Currently, followers of the Nazarene refugee revolutionary find ourselves in the middle of a season called Lent. It’s a dark time in our church calendar, which you may have heard about when a colleague decided to abstain from chocolate, but it’s more than that. This is the season when we reflect on Christ’s journey to the cross. In this time, we are walking that road of crucifixion with him, and we are undertaking a kind of spiritual death.
At the beginning of this journey we say the phrase, “you are but dust, and to dust you shall return”. It’s a time of repentance, sadness and lamentation where we reckon with who we are, and with the kind of society that kills an innocent man by capital punishment. In this time, we long for a new way of being human. And in this time, there’s something I can’t stop thinking about.

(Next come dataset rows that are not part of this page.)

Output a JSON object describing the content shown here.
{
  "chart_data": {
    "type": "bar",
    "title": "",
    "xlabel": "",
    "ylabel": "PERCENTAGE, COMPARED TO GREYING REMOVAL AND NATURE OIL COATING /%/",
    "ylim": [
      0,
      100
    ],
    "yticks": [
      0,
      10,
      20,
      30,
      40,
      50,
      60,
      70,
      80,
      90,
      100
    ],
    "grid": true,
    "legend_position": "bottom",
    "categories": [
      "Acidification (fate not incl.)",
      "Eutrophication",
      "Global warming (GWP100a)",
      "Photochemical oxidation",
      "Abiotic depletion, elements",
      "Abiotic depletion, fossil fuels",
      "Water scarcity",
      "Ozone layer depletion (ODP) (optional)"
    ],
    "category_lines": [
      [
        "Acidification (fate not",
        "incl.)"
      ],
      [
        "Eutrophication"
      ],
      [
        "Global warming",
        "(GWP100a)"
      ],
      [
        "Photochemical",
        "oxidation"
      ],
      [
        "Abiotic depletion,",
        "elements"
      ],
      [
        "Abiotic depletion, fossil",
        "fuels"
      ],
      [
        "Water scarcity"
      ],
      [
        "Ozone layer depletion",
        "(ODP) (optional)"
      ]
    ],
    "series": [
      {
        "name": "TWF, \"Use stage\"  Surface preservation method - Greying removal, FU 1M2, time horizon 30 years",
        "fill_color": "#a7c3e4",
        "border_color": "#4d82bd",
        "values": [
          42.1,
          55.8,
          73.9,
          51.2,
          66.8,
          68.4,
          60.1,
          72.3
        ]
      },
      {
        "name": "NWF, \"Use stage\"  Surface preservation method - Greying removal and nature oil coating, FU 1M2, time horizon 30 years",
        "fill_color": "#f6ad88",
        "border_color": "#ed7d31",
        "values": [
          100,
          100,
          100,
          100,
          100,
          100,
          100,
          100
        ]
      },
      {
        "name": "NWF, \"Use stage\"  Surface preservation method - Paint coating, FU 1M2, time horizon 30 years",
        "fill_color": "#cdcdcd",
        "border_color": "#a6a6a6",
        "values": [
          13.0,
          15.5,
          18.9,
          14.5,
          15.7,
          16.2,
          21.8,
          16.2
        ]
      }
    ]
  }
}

I think Aotearoa needs a national lent. And I think now, in lockdown, is the perfect moment.
We need a time of reckoning with our past and of putting down our life-long posture of social distancing. A time when we are less focused on who the government is or isn’t helping, and asking ourselves whether we truly know the names beneath the issues we discuss over dinner. We need a journey of collective repentance for our individualism, our elitism, and our white and western supremacism.
And after that, when we are free again to leave our homes, I hope we’ll rise with a different posture.
Because the Easter season doesn’t end at Lent. It ends with Resurrection Sunday. The day when Christians celebrate that all the powers of death and destruction in the cosmos were overcome by self-sacrificing love. We believe that this kind of sacrifice has opened a revolutionary new way to know and love each person by name. This day of new life will fall right in the middle of our four week lockdown, and I think that’s a powerful invitation.
Of course we know that this is not just a pandemic that affects Aotearoa. We must be mindful of the global scale of this crisis and we need to get to know the names of people and places that are often far too distant from our memory as well. And yet I still have some specific hopes for our little island nation during this season of lenten lockdown.
I hope this time causes us to reckon with our past. I hope we will repent of self-interest. I hope we will develop courage to know the names of those we’ve often talked about, rather than to – kanohi ki te kanohi. And I hope – and even pray – that when we rise from this time, we will leave our homes a more compassionate, more loving, and more truly honest Aotearoa.
Scottie Reeve is an Anglican priest from Brooklyn, Wellington.